Blam-blam-blam! That's the sound of Belvoir, Sydney's 'other' major theatre company, lining them up and knocking them down. They've announced a 2013 season that's filled end to end with heart-starting productions, each one either a loved text, starring theatre's leading lights, directed by powerhouse Simon Stone, or some combination of the three.
Perhaps the centrepiece of the season is Angels in America, Tony Kushner's seven-hour, two-part play that's an icon of the queer canon but also became the most watched TV cable movie in the US in 2003. Directed by Eamon Flack and starring, among others, Robyn Nevin, Paula Arundell, and Mitchell Butel, it will play in repertory as two separate, full-length shows, which you'll have the option to see back-to-back on Saturdays and Sundays. For durational performance fans, it's a theatre marathon to relish.
Meanwhile, Simon Stone, the company's resident director (who's created The Wild Duck and Strange Interlude there already) will direct Jacqueline McKenzie and Ewen Leslie in Tennessee Williams' Cat on a Hot Tin Roof and Toby Schmitz, Emily Barclay, and Robyn Nevin in Shakespeare's Hamlet. He'll also be adapting August Strindberg's Miss Julie for Leticia Cáceras to direct and Brendan Cowell to star in (both of 2011's unforgettable The Dark Room), a compelling release of control after his string of successes directing his own dramatic rewrites of classics.

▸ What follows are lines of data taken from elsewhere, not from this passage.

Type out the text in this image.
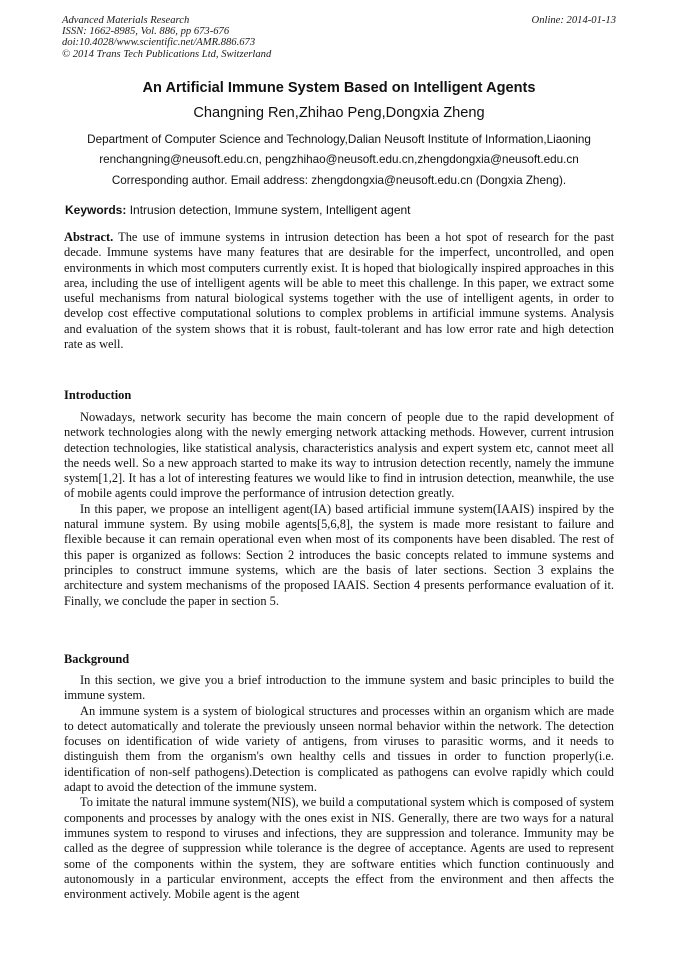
Advanced Materials Research
ISSN: 1662-8985, Vol. 886, pp 673-676
doi:10.4028/www.scientific.net/AMR.886.673
© 2014 Trans Tech Publications Ltd, Switzerland
Online: 2014-01-13
An Artificial Immune System Based on Intelligent Agents
Changning Ren,Zhihao Peng,Dongxia Zheng
Department of Computer Science and Technology,Dalian Neusoft Institute of Information,Liaoning
renchangning@neusoft.edu.cn, pengzhihao@neusoft.edu.cn,zhengdongxia@neusoft.edu.cn
Corresponding author. Email address: zhengdongxia@neusoft.edu.cn (Dongxia Zheng).
Keywords: Intrusion detection, Immune system, Intelligent agent

Abstract. The use of immune systems in intrusion detection has been a hot spot of research for the past decade. Immune systems have many features that are desirable for the imperfect, uncontrolled, and open environments in which most computers currently exist. It is hoped that biologically inspired approaches in this area, including the use of intelligent agents will be able to meet this challenge. In this paper, we extract some useful mechanisms from natural biological systems together with the use of intelligent agents, in order to develop cost effective computational solutions to complex problems in artificial immune systems. Analysis and evaluation of the system shows that it is robust, fault-tolerant and has low error rate and high detection rate as well.

Introduction

Nowadays, network security has become the main concern of people due to the rapid development of network technologies along with the newly emerging network attacking methods. However, current intrusion detection technologies, like statistical analysis, characteristics analysis and expert system etc, cannot meet all the needs well. So a new approach started to make its way to intrusion detection recently, namely the immune system[1,2]. It has a lot of interesting features we would like to find in intrusion detection, meanwhile, the use of mobile agents could improve the performance of intrusion detection greatly.

In this paper, we propose an intelligent agent(IA) based artificial immune system(IAAIS) inspired by the natural immune system. By using mobile agents[5,6,8], the system is made more resistant to failure and flexible because it can remain operational even when most of its components have been disabled. The rest of this paper is organized as follows: Section 2 introduces the basic concepts related to immune systems and principles to construct immune systems, which are the basis of later sections. Section 3 explains the architecture and system mechanisms of the proposed IAAIS. Section 4 presents performance evaluation of it. Finally, we conclude the paper in section 5.

Background

In this section, we give you a brief introduction to the immune system and basic principles to build the immune system.

An immune system is a system of biological structures and processes within an organism which are made to detect automatically and tolerate the previously unseen normal behavior within the network. The detection focuses on identification of wide variety of antigens, from viruses to parasitic worms, and it needs to distinguish them from the organism's own healthy cells and tissues in order to function properly(i.e. identification of non-self pathogens).Detection is complicated as pathogens can evolve rapidly which could adapt to avoid the detection of the immune system.

To imitate the natural immune system(NIS), we build a computational system which is composed of system components and processes by analogy with the ones exist in NIS. Generally, there are two ways for a natural immunes system to respond to viruses and infections, they are suppression and tolerance. Immunity may be called as the degree of suppression while tolerance is the degree of acceptance. Agents are used to represent some of the components within the system, they are software entities which function continuously and autonomously in a particular environment, accepts the effect from the environment and then affects the environment actively. Mobile agent is the agent
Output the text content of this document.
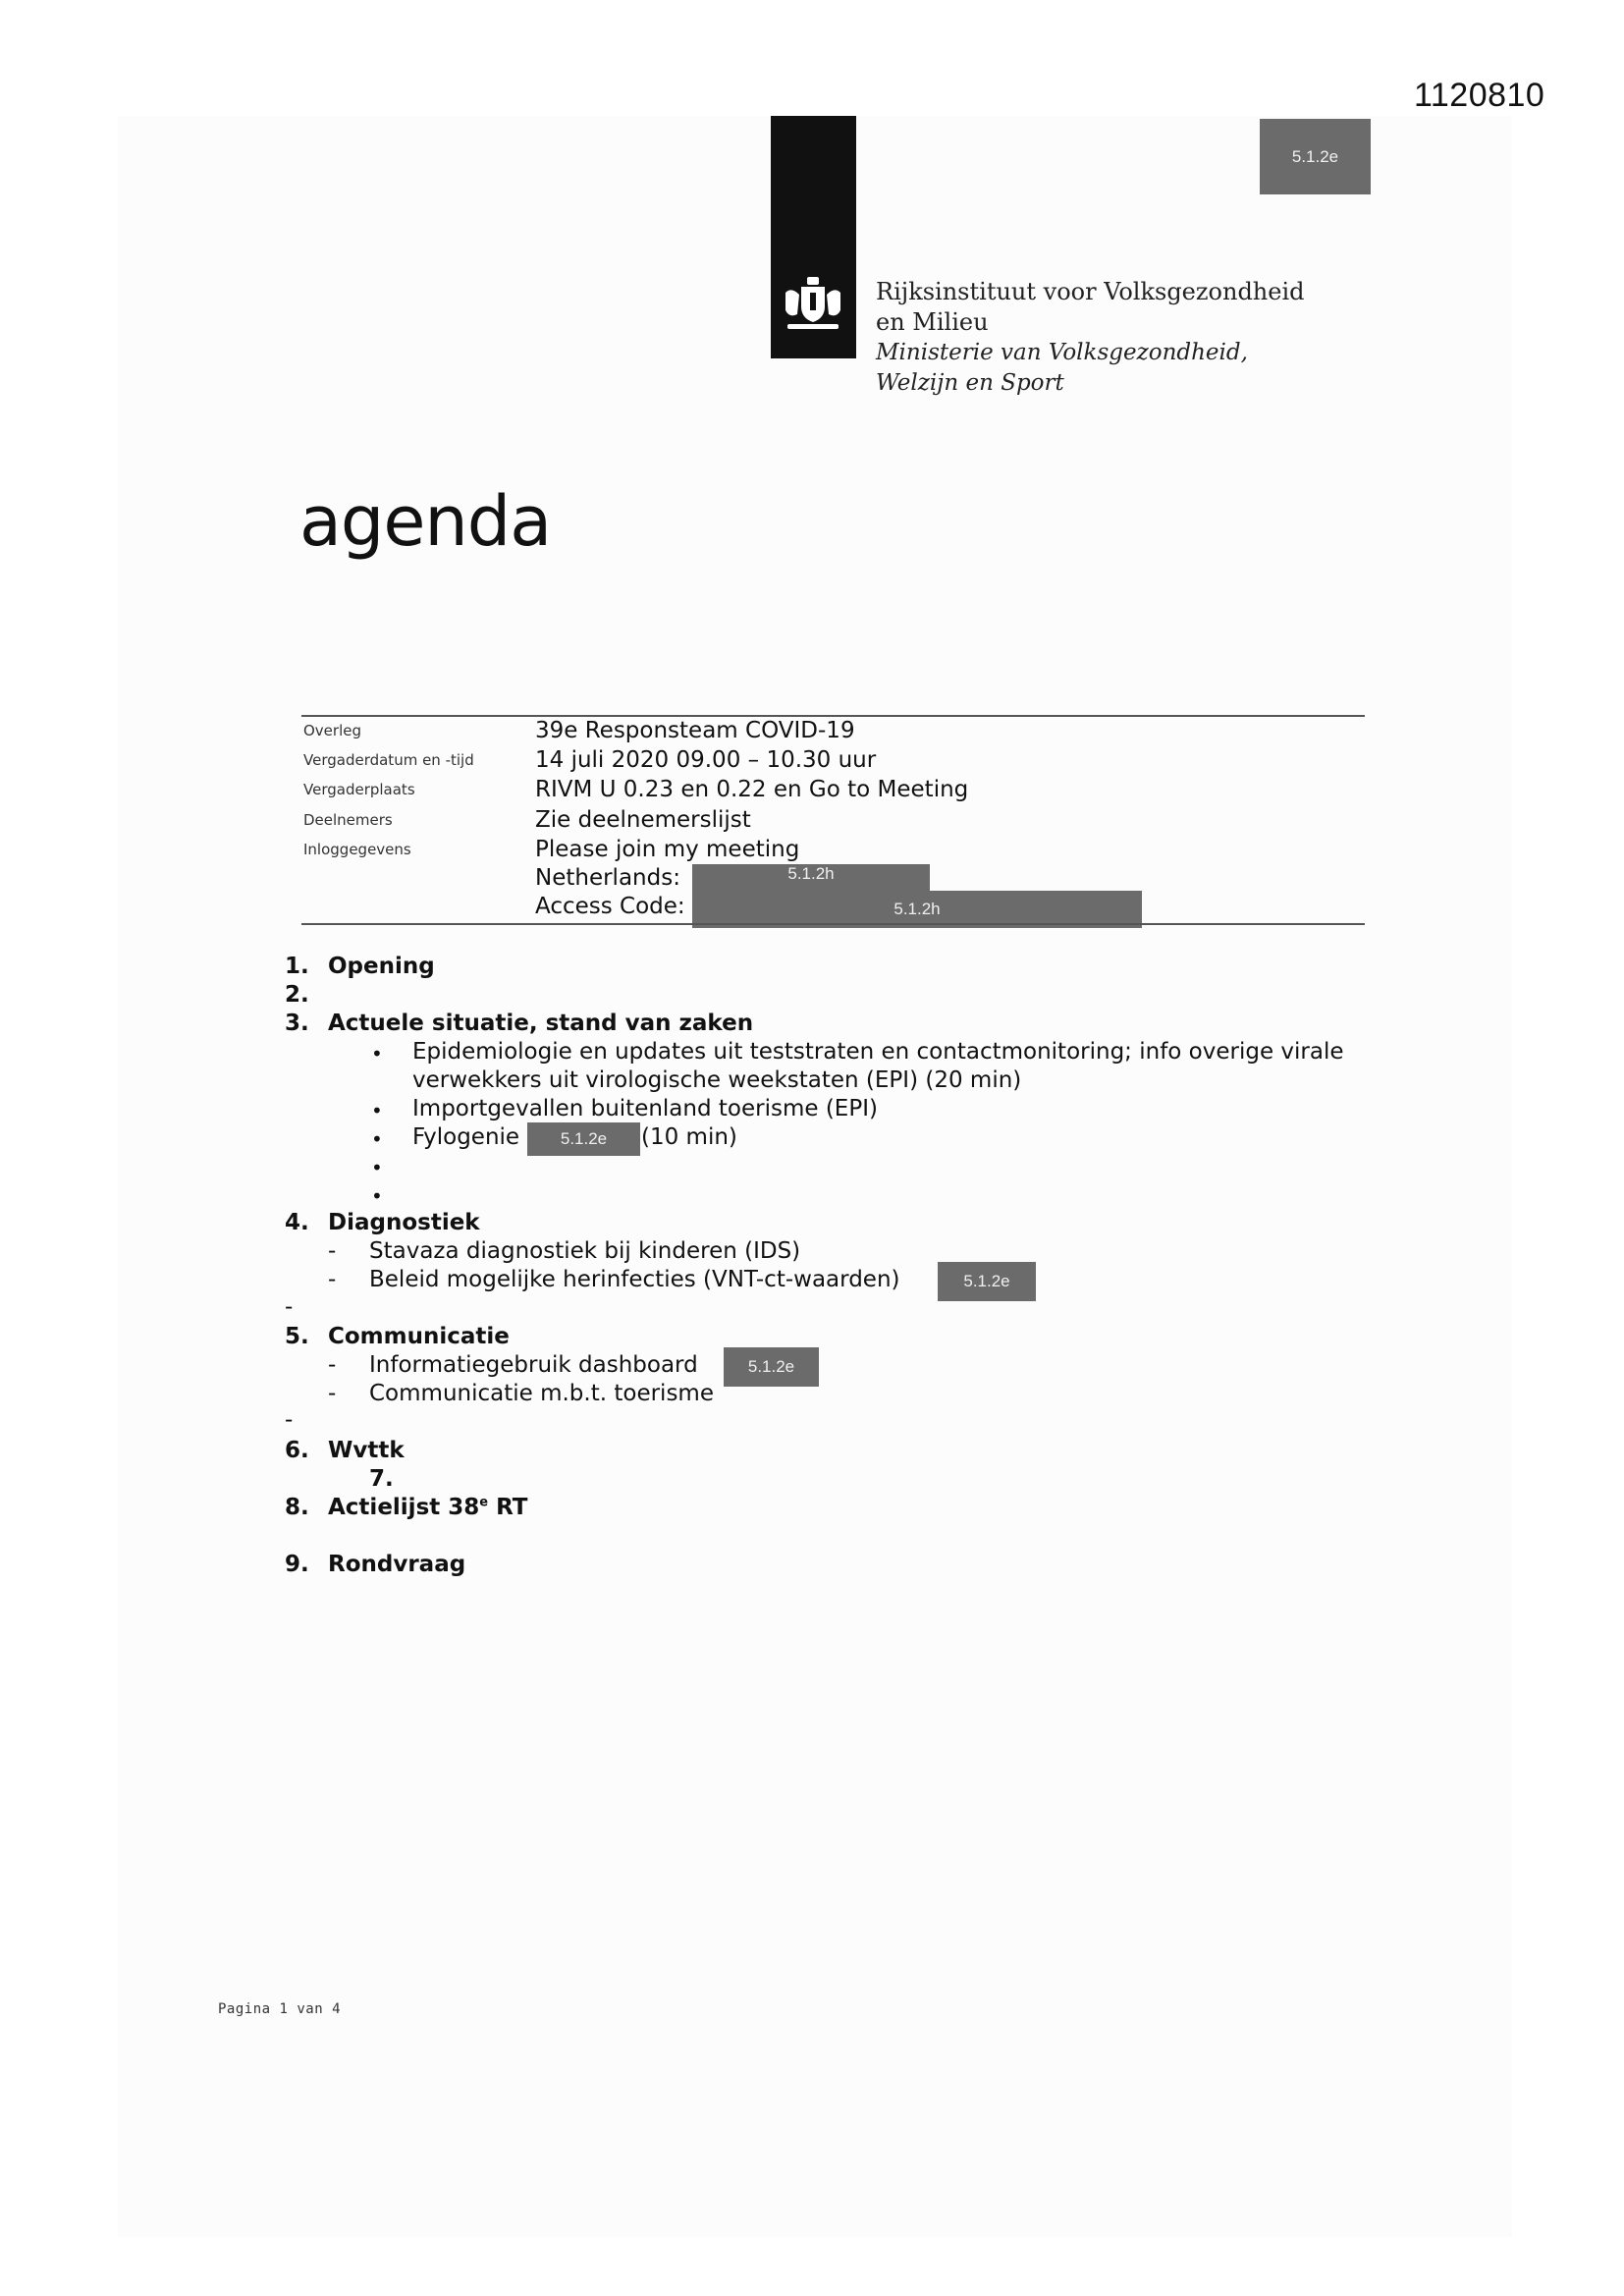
1120810
5.1.2e
Rijksinstituut voor Volksgezondheid
en Milieu
Ministerie van Volksgezondheid,
Welzijn en Sport
agenda
Overleg	39e Responsteam COVID-19
Vergaderdatum en -tijd	14 juli 2020 09.00 – 10.30 uur
Vergaderplaats	RIVM U 0.23 en 0.22 en Go to Meeting
Deelnemers	Zie deelnemerslijst
Inloggegevens	Please join my meeting
Netherlands:	5.1.2h
Access Code:	5.1.2h
1. Opening
2.
3. Actuele situatie, stand van zaken
• Epidemiologie en updates uit teststraten en contactmonitoring; info overige virale
verwekkers uit virologische weekstaten (EPI) (20 min)
• Importgevallen buitenland toerisme (EPI)
• Fylogenie	5.1.2e	(10 min)
•
•
4. Diagnostiek
- Stavaza diagnostiek bij kinderen (IDS)
- Beleid mogelijke herinfecties (VNT-ct-waarden)	5.1.2e
-
5. Communicatie
- Informatiegebruik dashboard	5.1.2e
- Communicatie m.b.t. toerisme
-
6. Wvttk
7.
8. Actielijst 38e RT
9. Rondvraag
Pagina 1 van 4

On the funnest note, the season kicks off in the early days of January with Peter Pan, a perfect fit for this festive time of year. Under the eye of artistic director Ralph Myers, the ensemble cast will rescue the original JM Barrie text from the saccharine clutches of Disney.
Also in the Upstairs Theatre will be two Australian-history-inspired new works: from Love Me Tender writer Tom Holloway, Forget Me Not (directed by Anthea Williams), a fictionalised take on the very real tragedy that befell some 7000 Forgotten Australians who endured forced child migration that separated them from their families, and a co-production with Ilbijerri, Coranderrk that pays tribute to an 1881 inquiry in which the people of Coranderrk Aboriginal Reserve campaigned for their self-determination.
Downstairs, much-performed playwright Lally Katz (Neighbourhood Watch, Smashed) has written a thing she's actually not keen to hand over to actors for interpretation and will step onto the stage to deliver herself. Zaniness is guaranteed, touching humanity expected. Other new works featuring Downstairs are The Baulkham Hills African Ladies Troupe, documentary theatre that communicates hardship, survival, and celebration, and Kit Brookman's Small and Tired, a story ripped from Greek mythology, now sitting in a bar.
Belvoir again and again works with Australia's favourite theatre-makers in an environment where collaboration and conversation flow freely. The fruits of this approach can be seen in their solid plans for season 2013, which we'll be savouring piece by piece.